Another thing you can mess with is its sort of memory. Like, the length of the chunk of text it looks at at one time. So if you give it a really long memory. For the kind of training I’m doing, long would be 75, 100 characters at a time that it would be looking at, then that’s the amount of text it’s looking at at a time when it’s training itself. The longer the chunk that it’s looking at at once, the more likely it is to be able to pick up long-term correlations, rhythms in sentences, things like that.

I think that this one I trained is maybe only a 25-character memory, something like that. When I did that, that was deliberate, because I didn’t want it to be able to memorize the proverbs too easily; I wanted it to be able to get beginnings, and middles, and ends of proverbs and stick ‘em together in a way that was a bit newer and fresher.

Machine learning can be difficult to explain. How would you describe what’s happening when you feed the data into the neural network?

I’d say it’s discovering patterns. The kinds of patterns it’s discovering would sometimes be ones that we aren’t even aware of ourselves. It can definitely discover patterns like, “The first letter of the sentence is capitalized. The end of the sentence has a period. Words are on average a few characters long, and they tend to have more ‘e’s in them than ‘v’s, for example.” And so on and so forth. “The letter ‘o’ is often followed by an ‘x’ because ‘x’s are important.”

I’m speculating here on the internal rules that it could devise, but I don’t know if these are the rules that it’s using.

Right, because it forms its own as it goes.

Yeah, exactly. It could be something more complicated.

Did you have any favorites out of the proverbs?

I’m pretty fond of one that other people seem to have enjoyed as well. “Death when it comes will have no sheep.”

And what does that mean to you? Or other people?

Part of why I like it is it doesn’t mean anything in particular. It sounds profound and mysterious, and then it’s got sheep at the end of it. That’s just what comes out silly by the time you get to the last word of the phrase.

The network doesn’t really pick up on meaning, but maybe some of that’s transferred here unintentionally.

When you see the neural net working on things like recipes or even paragraph text of stories, you definitely get the sense that it’s categorizing words somehow as similar to one another. If it looked at prose, like a story, and the prose happens to talk about one character’s mother, then somehow it does know — in some sense — that these different words are the names of characters, and it’ll start referring to somebody else’s mother even though that person’s mother never appeared or was mentioned in the story.
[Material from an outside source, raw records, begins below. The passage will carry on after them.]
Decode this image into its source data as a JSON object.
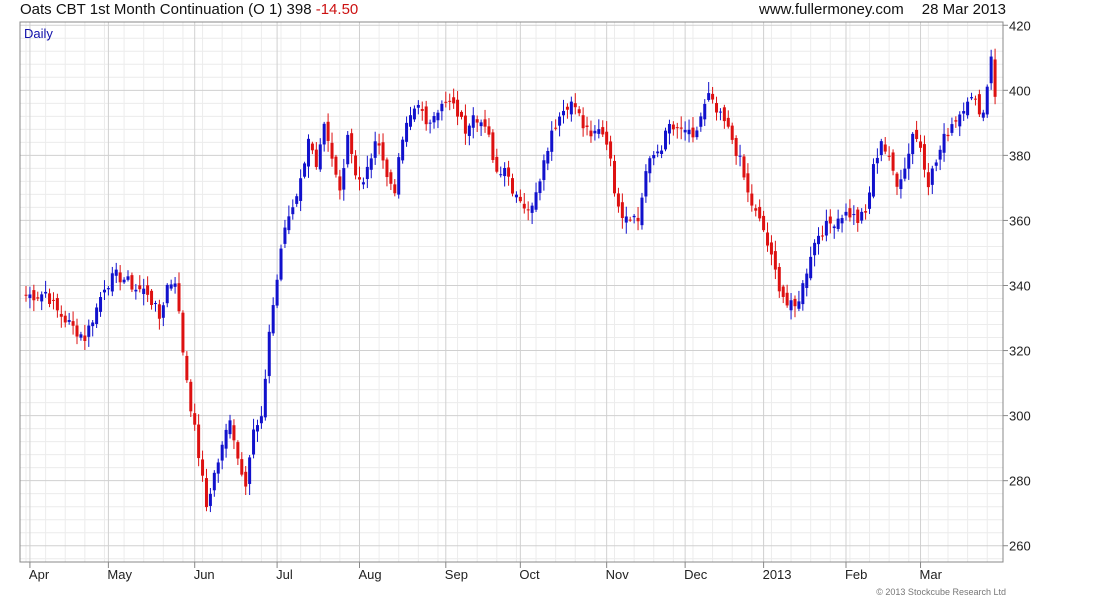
{
  "header": {
    "title": "Oats CBT 1st Month Continuation (O 1)",
    "last_price": "398",
    "change": "-14.50",
    "site": "www.fullermoney.com",
    "date": "28 Mar 2013"
  },
  "footer": {
    "copyright": "© 2013 Stockcube Research Ltd"
  },
  "colors": {
    "up": "#1111cc",
    "down": "#dd1111",
    "grid": "#d0d0d0",
    "grid_minor": "#ececec",
    "axis": "#888888"
  },
  "chart_data": {
    "type": "candlestick",
    "period_label": "Daily",
    "ylim": [
      255,
      421
    ],
    "y_ticks": [
      260,
      280,
      300,
      320,
      340,
      360,
      380,
      400,
      420
    ],
    "x_ticks": [
      {
        "index": 1,
        "label": "Apr"
      },
      {
        "index": 21,
        "label": "May"
      },
      {
        "index": 43,
        "label": "Jun"
      },
      {
        "index": 64,
        "label": "Jul"
      },
      {
        "index": 85,
        "label": "Aug"
      },
      {
        "index": 107,
        "label": "Sep"
      },
      {
        "index": 126,
        "label": "Oct"
      },
      {
        "index": 148,
        "label": "Nov"
      },
      {
        "index": 168,
        "label": "Dec"
      },
      {
        "index": 188,
        "label": "2013"
      },
      {
        "index": 209,
        "label": "Feb"
      },
      {
        "index": 228,
        "label": "Mar"
      }
    ],
    "x_range": [
      0,
      248
    ],
    "waypoints": [
      [
        0,
        337
      ],
      [
        3,
        337
      ],
      [
        5,
        338
      ],
      [
        8,
        332
      ],
      [
        12,
        327
      ],
      [
        15,
        324
      ],
      [
        18,
        333
      ],
      [
        20,
        340
      ],
      [
        23,
        343
      ],
      [
        25,
        342
      ],
      [
        28,
        339
      ],
      [
        31,
        338
      ],
      [
        34,
        330
      ],
      [
        36,
        340
      ],
      [
        38,
        342
      ],
      [
        40,
        320
      ],
      [
        42,
        303
      ],
      [
        44,
        288
      ],
      [
        46,
        272
      ],
      [
        48,
        282
      ],
      [
        50,
        290
      ],
      [
        52,
        300
      ],
      [
        54,
        287
      ],
      [
        56,
        280
      ],
      [
        58,
        295
      ],
      [
        60,
        298
      ],
      [
        62,
        326
      ],
      [
        64,
        342
      ],
      [
        66,
        358
      ],
      [
        68,
        365
      ],
      [
        70,
        372
      ],
      [
        72,
        386
      ],
      [
        74,
        375
      ],
      [
        76,
        388
      ],
      [
        78,
        378
      ],
      [
        80,
        369
      ],
      [
        82,
        387
      ],
      [
        84,
        375
      ],
      [
        86,
        371
      ],
      [
        88,
        380
      ],
      [
        90,
        385
      ],
      [
        92,
        373
      ],
      [
        94,
        370
      ],
      [
        96,
        385
      ],
      [
        98,
        392
      ],
      [
        100,
        397
      ],
      [
        102,
        388
      ],
      [
        104,
        394
      ],
      [
        106,
        395
      ],
      [
        108,
        396
      ],
      [
        110,
        393
      ],
      [
        112,
        388
      ],
      [
        114,
        394
      ],
      [
        116,
        390
      ],
      [
        118,
        385
      ],
      [
        120,
        375
      ],
      [
        122,
        377
      ],
      [
        124,
        370
      ],
      [
        126,
        367
      ],
      [
        128,
        362
      ],
      [
        130,
        370
      ],
      [
        132,
        378
      ],
      [
        134,
        388
      ],
      [
        136,
        392
      ],
      [
        138,
        396
      ],
      [
        140,
        395
      ],
      [
        142,
        389
      ],
      [
        144,
        385
      ],
      [
        146,
        389
      ],
      [
        148,
        385
      ],
      [
        150,
        370
      ],
      [
        152,
        362
      ],
      [
        154,
        362
      ],
      [
        156,
        360
      ],
      [
        158,
        375
      ],
      [
        160,
        380
      ],
      [
        162,
        383
      ],
      [
        164,
        389
      ],
      [
        166,
        387
      ],
      [
        168,
        388
      ],
      [
        170,
        384
      ],
      [
        172,
        392
      ],
      [
        174,
        398
      ],
      [
        176,
        393
      ],
      [
        178,
        390
      ],
      [
        180,
        385
      ],
      [
        182,
        378
      ],
      [
        184,
        368
      ],
      [
        186,
        362
      ],
      [
        188,
        357
      ],
      [
        190,
        348
      ],
      [
        192,
        340
      ],
      [
        194,
        334
      ],
      [
        196,
        333
      ],
      [
        198,
        340
      ],
      [
        200,
        350
      ],
      [
        202,
        356
      ],
      [
        204,
        358
      ],
      [
        206,
        360
      ],
      [
        208,
        362
      ],
      [
        210,
        362
      ],
      [
        212,
        360
      ],
      [
        214,
        362
      ],
      [
        216,
        376
      ],
      [
        218,
        385
      ],
      [
        220,
        378
      ],
      [
        222,
        372
      ],
      [
        224,
        376
      ],
      [
        226,
        387
      ],
      [
        228,
        383
      ],
      [
        230,
        372
      ],
      [
        232,
        378
      ],
      [
        234,
        385
      ],
      [
        236,
        390
      ],
      [
        238,
        393
      ],
      [
        240,
        398
      ],
      [
        242,
        396
      ],
      [
        244,
        393
      ],
      [
        246,
        411
      ],
      [
        247,
        398
      ]
    ]
  }
}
“The kinds of patterns it’s discovering would sometimes be ones that we aren’t even aware of ourselves.”

There is definitely some categorization going on even in this neural network that’s supposed to be only looking at a character at a time. It’s still somehow being able to categorize entire words as similar to one another.

Why do this? What do you get out of it?

I find them amusing. I love being able to try a new dataset, see what comes out of it. Kind of wonder at what’s going on under the hood… I really like the feeling. To me, it seems to have this kind of fun, almost otherworldly quality. It’s like nothing I could make up on my own. It is continual pleasure to look at these new datasets and see what the neural network comes up with.